7) Triangular prism:
The following three dimensional geometrical figure shows the Triangular prism.
It has total 5 faces, 9 edges and 6 vertices as shown in figure below.
8) Square based pyramid:
The following figure shows the three dimensional geometrical figure which is the square based pyramid.
It has the base which is in the shape like square.
It has total 5 faces, 8 edges and 5 vertices as shown in figure below.
Euler’s formula:
Euler’s formula gives the relationship between faces, edges and vertices of the three dimensional geometrical shapes which are having only flat surfaces like cuboid, cube etc.

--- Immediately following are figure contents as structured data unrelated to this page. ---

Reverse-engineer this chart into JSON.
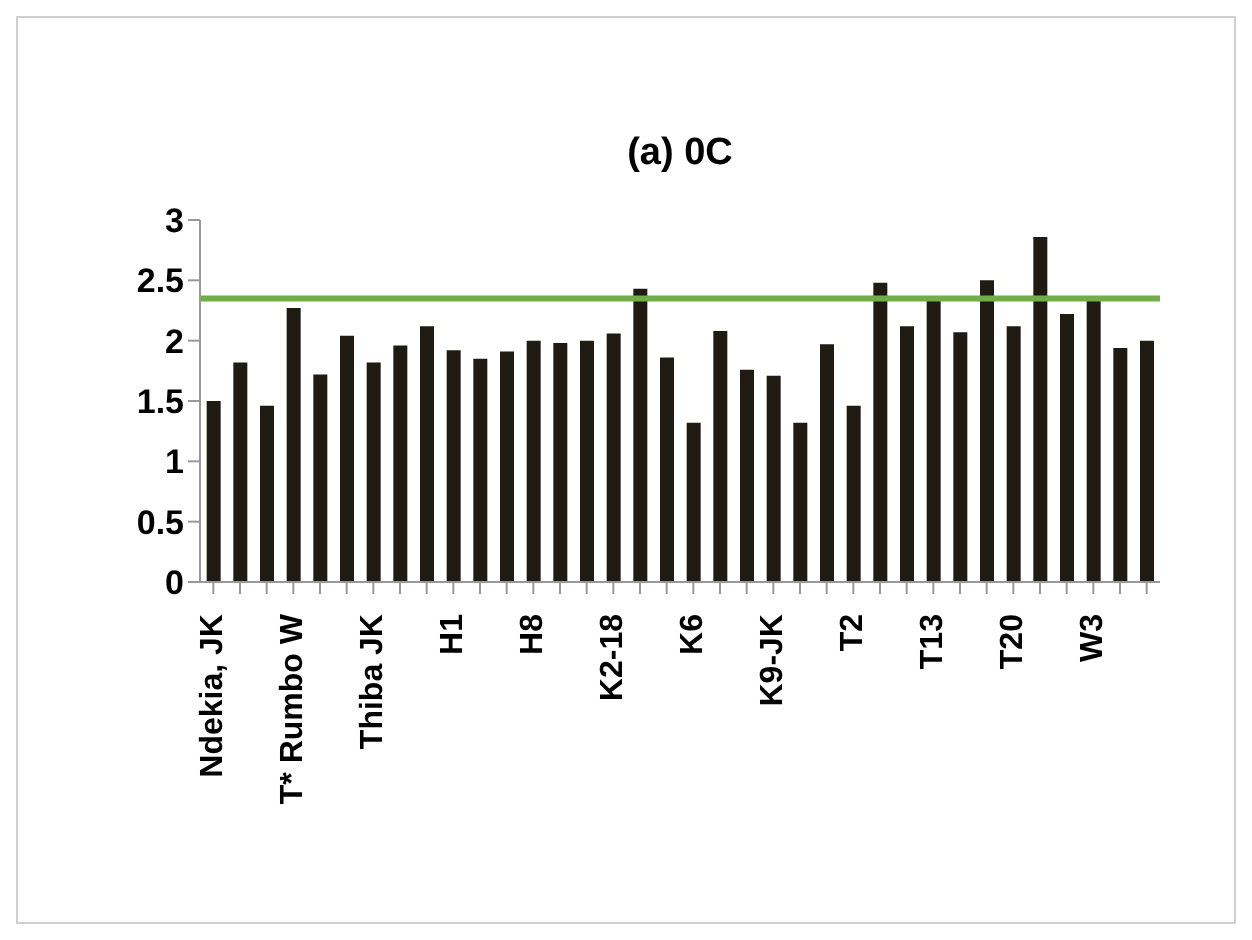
{
  "chart_data": {
    "type": "bar",
    "title": "(a) 0C",
    "categories": [
      "Ndekia, JK",
      null,
      null,
      "T* Rumbo W",
      null,
      null,
      "Thiba JK",
      null,
      null,
      "H1",
      null,
      null,
      "H8",
      null,
      null,
      "K2-18",
      null,
      null,
      "K6",
      null,
      null,
      "K9-JK",
      null,
      null,
      "T2",
      null,
      null,
      "T13",
      null,
      null,
      "T20",
      null,
      null,
      "W3",
      null,
      null
    ],
    "values": [
      1.5,
      1.82,
      1.46,
      2.27,
      1.72,
      2.04,
      1.82,
      1.96,
      2.12,
      1.92,
      1.85,
      1.91,
      2.0,
      1.98,
      2.0,
      2.06,
      2.43,
      1.86,
      1.32,
      2.08,
      1.76,
      1.71,
      1.32,
      1.97,
      1.46,
      2.48,
      2.12,
      2.33,
      2.07,
      2.5,
      2.12,
      2.86,
      2.22,
      2.33,
      1.94,
      2.0
    ],
    "color": "#1f1b12",
    "ylim": [
      0,
      3
    ],
    "yticks": [
      0,
      0.5,
      1,
      1.5,
      2,
      2.5,
      3
    ],
    "grid": false,
    "legend": false,
    "ref_lines": [
      {
        "axis": "y",
        "value": 2.35,
        "color": "#70ad47"
      }
    ]
  }
}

For the three dimensional geometrical shapes having curved surface like sphere, cone, cylinder etc. we can’t apply the Euler’s formula.
It gives the mathematical relation as,
F + V – E = 2
Where F means number of faces, V means number of vertices and E means number of edges.
For example:
We check for shape cube, it satisfy the Euler’s formula or not.
- Cube has 6 faces, 12 edges and 8 vertices.
Hence, F= 6, V = 8 and E = 12.
Thus, Euler’s formula becomes,
F + V – E = 6 + 8 – 12 = 14 – 12 = 2
Thus, Euler’s relation is satisfied by the cube.
- Similarly, we check Euler’s formula for tetrahedron.
Tetrahedron has 4 faces, 6 edges and 4 vertices.
Hence, F = 4, E= 6, V = 4.
Thus, Euler’s formula becomes,
F + V – E = 4 + 4 – 6 = 8 – 6 = 2
Thus, Euler’s relation is satisfied by the tetrahedron.